Just my two cents to this very old question. I would highly recommend taking a look at ElasticSearch.
Elasticsearch is a search server based on Lucene. It provides a distributed, multitenant-capable full-text search engine with a RESTful web interface and schema-free JSON documents. Elasticsearch is developed in Java and is released as open source under the terms of the Apache License.
The advantages over other FTS (full text search) Engines are:
RESTful interface
Better scalability
Large community
Built by Lucene
developers
Extensive documentation
There are many open source libraries available (including Django)
We are using this search engine at our project and very happy with it.
SearchTools-Avi said "MySQL text search, which doesn't even index words of three letters or fewer."
FYIs, The MySQL fulltext min word length is adjustable since at least MySQL 5.0. Google 'mysql fulltext min length' for simple instructions.
That said, MySQL fulltext has limitations: for one, it gets slow to update once you reach a million records or so, ...
I would add mnoGoSearch to the list. Extremely performant and flexible solution, which works as Google : indexer fetches data from multiple sites, You could use basic criterias, or invent Your own hooks to have maximal search quality. Also it could fetch the data directly from the database.

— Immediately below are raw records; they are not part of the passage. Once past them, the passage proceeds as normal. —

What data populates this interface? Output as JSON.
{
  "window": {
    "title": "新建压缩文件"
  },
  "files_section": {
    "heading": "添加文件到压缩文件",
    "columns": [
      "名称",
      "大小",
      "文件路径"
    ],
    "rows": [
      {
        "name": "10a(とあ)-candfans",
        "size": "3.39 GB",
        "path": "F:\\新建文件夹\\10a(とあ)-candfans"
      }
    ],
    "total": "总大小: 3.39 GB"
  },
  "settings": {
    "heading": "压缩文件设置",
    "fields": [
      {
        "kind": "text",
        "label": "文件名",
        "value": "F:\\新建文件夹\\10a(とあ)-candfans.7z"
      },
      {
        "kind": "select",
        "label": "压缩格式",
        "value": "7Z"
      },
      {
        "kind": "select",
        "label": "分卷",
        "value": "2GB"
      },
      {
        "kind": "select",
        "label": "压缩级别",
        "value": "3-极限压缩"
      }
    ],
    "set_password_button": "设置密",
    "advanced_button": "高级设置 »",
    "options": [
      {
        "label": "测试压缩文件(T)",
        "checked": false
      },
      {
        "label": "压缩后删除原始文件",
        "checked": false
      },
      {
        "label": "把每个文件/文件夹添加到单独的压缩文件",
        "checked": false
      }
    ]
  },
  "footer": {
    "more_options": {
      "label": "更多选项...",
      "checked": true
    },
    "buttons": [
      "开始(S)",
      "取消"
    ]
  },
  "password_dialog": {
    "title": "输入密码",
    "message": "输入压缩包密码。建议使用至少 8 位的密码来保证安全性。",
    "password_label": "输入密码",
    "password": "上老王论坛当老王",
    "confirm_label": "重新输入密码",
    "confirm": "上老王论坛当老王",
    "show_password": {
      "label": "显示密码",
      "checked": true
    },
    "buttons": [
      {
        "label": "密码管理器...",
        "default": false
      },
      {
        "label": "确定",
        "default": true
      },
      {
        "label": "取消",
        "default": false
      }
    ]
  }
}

The solution is not so known today, but it feets maximum needs. You could compile and install it or on standalone server, or even on Your principal server, it doesn't need so much ressources as Solr, as it's written in C and runs perfectly even on small servers.
In the beginning You need to compile it Yourself, so it requires some knowledge. I made a tiny script for Debian, which could help. Any adjustments are welcome.
As You are using Django framework, You could use or PHP client in the middle, or find a solution in Python, I saw some articles.
And, of course mnoGoSearch is open source, GNU GPL.
We just switched from Elasticsearch to Postgres Full Text. Since we have already used Postgres, we now save ourselves the hassle of keeping the index up to date.
But this only affects the full text search. There are, however, use cases where Elasicsearch is significantly better. Maybe facets or something like that.